PROCRASTINATION is a terrible thing, particularly if it involves facing something bad. Because we all know that life is not static, right?

The bad thing you are refusing to face is unlikely to just sit there, growing wrinkles and getting dusty — it is more probable that it will get worse; and the longer you leave it, the worse it will get.

But I do understand the psyche that makes us not want to deal with bad things. It’s quite logical in its own lame way.

What I struggle with is procrastination which involves things I enjoy. For instance, I might think about baking a cake on my way home on Friday evening.

“I am too tired to do it tonight, and besides I don’t have all the ingredients at room temperature, let me set it up for tomorrow. Yes, I will get up really early and have it in the oven before the kids are up. They may even have it for breakfast.”

So goes my self-talk. But when the alarm goes off on Saturday morning, I reasonably tell myself that Saturday is the only day I have the luxury of waking up late, so why not leave it till a bit later.

In fact, I reason, it will be more fun for the kids if I bake the cake together with them. By the time they get up, they have formulated their own agenda, which may or may not include my cake. There are errands to run, friends to visit, hair to be braided and groceries to be spent on, and before we know it it’s Sunday, and we are making sure homework is completed, and uniforms are clean, and the ingredients for the cake are now so accustomed to room temperature, they may as well be part of the kitchen furniture.

Why oh why does this happen, given the fact that I actually enjoy baking cakes? Once I get started, I am absolutely delighted and full of positive feelings. It’s a bit like how I used to feel about running and even going to church.

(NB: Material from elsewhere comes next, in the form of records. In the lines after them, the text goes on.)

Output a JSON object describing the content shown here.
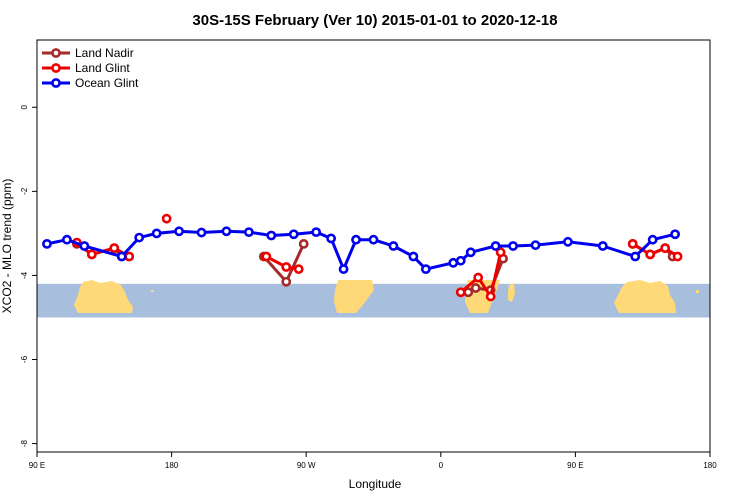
{
  "chart_data": {
    "type": "line",
    "title": "30S-15S February (Ver 10)   2015-01-01 to 2020-12-18",
    "xlabel": "Longitude",
    "ylabel": "XCO2 - MLO trend (ppm)",
    "xlim": [
      45,
      315
    ],
    "ylim": [
      -8.2,
      1.6
    ],
    "x_ticks": [
      {
        "value": 45,
        "label": "90 E"
      },
      {
        "value": 99,
        "label": "180"
      },
      {
        "value": 153,
        "label": "90 W"
      },
      {
        "value": 207,
        "label": "0"
      },
      {
        "value": 261,
        "label": "90 E"
      },
      {
        "value": 315,
        "label": "180"
      }
    ],
    "y_ticks": [
      {
        "value": 0,
        "label": "0"
      },
      {
        "value": -2,
        "label": "-2"
      },
      {
        "value": -4,
        "label": "-4"
      },
      {
        "value": -6,
        "label": "-6"
      },
      {
        "value": -8,
        "label": "-8"
      }
    ],
    "map_strip": {
      "y_top": -4.2,
      "y_bottom": -5.0,
      "ocean_color": "#a8bedd",
      "land_color": "#ffd977"
    },
    "legend_position": "top-left",
    "series": [
      {
        "name": "Land Nadir",
        "color": "#a52a2a",
        "segments": [
          [
            [
              61,
              -3.25
            ],
            [
              67,
              -3.5
            ],
            [
              76,
              -3.35
            ],
            [
              79,
              -3.55
            ]
          ],
          [
            [
              136,
              -3.55
            ],
            [
              145,
              -4.15
            ],
            [
              152,
              -3.25
            ]
          ],
          [
            [
              218,
              -4.4
            ],
            [
              221,
              -4.3
            ],
            [
              227,
              -4.35
            ],
            [
              232,
              -3.6
            ]
          ],
          [
            [
              284,
              -3.25
            ],
            [
              291,
              -3.5
            ],
            [
              297,
              -3.35
            ],
            [
              300,
              -3.55
            ]
          ]
        ]
      },
      {
        "name": "Land Glint",
        "color": "#ee0000",
        "segments": [
          [
            [
              61,
              -3.22
            ],
            [
              67,
              -3.5
            ],
            [
              76,
              -3.35
            ],
            [
              82,
              -3.55
            ]
          ],
          [
            [
              97,
              -2.65
            ]
          ],
          [
            [
              137,
              -3.55
            ],
            [
              145,
              -3.8
            ],
            [
              150,
              -3.85
            ]
          ],
          [
            [
              215,
              -4.4
            ],
            [
              222,
              -4.05
            ],
            [
              227,
              -4.5
            ],
            [
              231,
              -3.45
            ]
          ],
          [
            [
              284,
              -3.25
            ],
            [
              291,
              -3.5
            ],
            [
              297,
              -3.35
            ],
            [
              302,
              -3.55
            ]
          ]
        ]
      },
      {
        "name": "Ocean Glint",
        "color": "#0000ee",
        "segments": [
          [
            [
              49,
              -3.25
            ],
            [
              57,
              -3.15
            ],
            [
              64,
              -3.3
            ],
            [
              79,
              -3.55
            ],
            [
              86,
              -3.1
            ],
            [
              93,
              -3.0
            ],
            [
              102,
              -2.95
            ],
            [
              111,
              -2.98
            ],
            [
              121,
              -2.95
            ],
            [
              130,
              -2.97
            ],
            [
              139,
              -3.05
            ],
            [
              148,
              -3.02
            ],
            [
              157,
              -2.97
            ],
            [
              163,
              -3.12
            ],
            [
              168,
              -3.85
            ],
            [
              173,
              -3.15
            ],
            [
              180,
              -3.15
            ],
            [
              188,
              -3.3
            ],
            [
              196,
              -3.55
            ],
            [
              201,
              -3.85
            ],
            [
              212,
              -3.7
            ],
            [
              215,
              -3.65
            ],
            [
              219,
              -3.45
            ],
            [
              229,
              -3.3
            ],
            [
              236,
              -3.3
            ],
            [
              245,
              -3.28
            ],
            [
              258,
              -3.2
            ],
            [
              272,
              -3.3
            ],
            [
              285,
              -3.55
            ],
            [
              292,
              -3.15
            ],
            [
              301,
              -3.02
            ]
          ]
        ]
      }
    ]
  }
}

Once I am on the road, though, I am so happy I did it that you would never imagine that I could put it off again. And yet I do. Experts on the subjects tell us that the core of procrastination is fear. Perhaps we fear failure. Or we fear disappointing others.

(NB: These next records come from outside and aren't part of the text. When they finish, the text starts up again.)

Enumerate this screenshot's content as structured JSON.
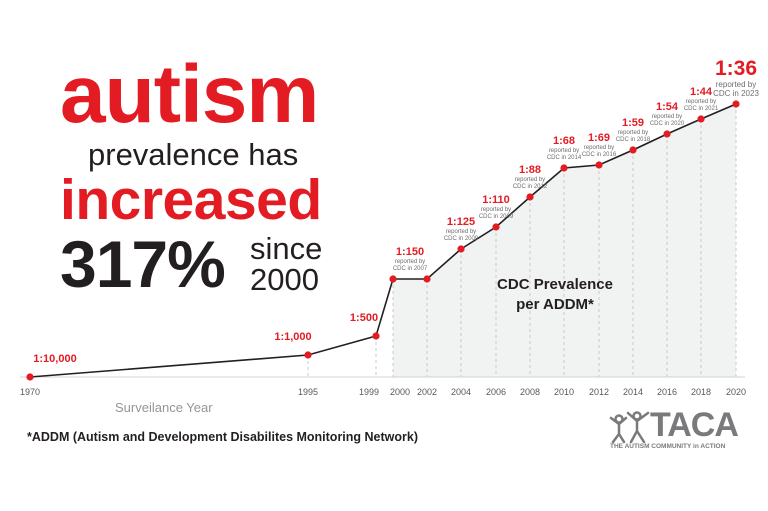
{
  "headline": {
    "line1": "autism",
    "line2": "prevalence has",
    "line3": "increased",
    "percent": "317%",
    "since": "since",
    "since_year": "2000"
  },
  "chart_data": {
    "type": "line",
    "title": "CDC Prevalence per ADDM*",
    "xlabel": "Surveilance Year",
    "ylabel": "",
    "x_ticks": [
      "1970",
      "1995",
      "1999",
      "2000",
      "2002",
      "2004",
      "2006",
      "2008",
      "2010",
      "2012",
      "2014",
      "2016",
      "2018",
      "2020"
    ],
    "points": [
      {
        "year": 1970,
        "label": "1:10,000",
        "note": ""
      },
      {
        "year": 1995,
        "label": "1:1,000",
        "note": ""
      },
      {
        "year": 1999,
        "label": "1:500",
        "note": ""
      },
      {
        "year": 2000,
        "label": "1:150",
        "note": "reported by CDC in 2007"
      },
      {
        "year": 2002,
        "label": "",
        "note": ""
      },
      {
        "year": 2004,
        "label": "1:125",
        "note": "reported by CDC in 2009"
      },
      {
        "year": 2006,
        "label": "1:110",
        "note": "reported by CDC in 2009"
      },
      {
        "year": 2008,
        "label": "1:88",
        "note": "reported by CDC in 2012"
      },
      {
        "year": 2010,
        "label": "1:68",
        "note": "reported by CDC in 2014"
      },
      {
        "year": 2012,
        "label": "1:69",
        "note": "reported by CDC in 2016"
      },
      {
        "year": 2014,
        "label": "1:59",
        "note": "reported by CDC in 2018"
      },
      {
        "year": 2016,
        "label": "1:54",
        "note": "reported by CDC in 2020"
      },
      {
        "year": 2018,
        "label": "1:44",
        "note": "reported by CDC in 2021"
      },
      {
        "year": 2020,
        "label": "1:36",
        "note": "reported by CDC in 2023"
      }
    ],
    "shaded_range": [
      2000,
      2020
    ],
    "grid": false,
    "colors": {
      "line": "#231f20",
      "marker": "#e31b23",
      "shade": "#f1f2f2",
      "guide": "#c7c8ca"
    }
  },
  "footnote": "*ADDM (Autism and Development Disabilites Monitoring Network)",
  "logo": {
    "name": "TACA",
    "tagline": "THE AUTISM COMMUNITY in ACTION"
  }
}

Or we fear that once we are happy, we may want something more that needs even greater effort. The perfectionist postpones doing something he enjoys because it may not be perfect this time; or perhaps the conditions for doing it are not quite, well . . . perfect.

But in fact, postponing happiness may result in happiness disappearing altogether.

Like the philosospher William James said:
“Nothing is so fatiguing as the eternal hanging on of an unfulfilled goal.” So go on and do the thing that makes you happy: Today!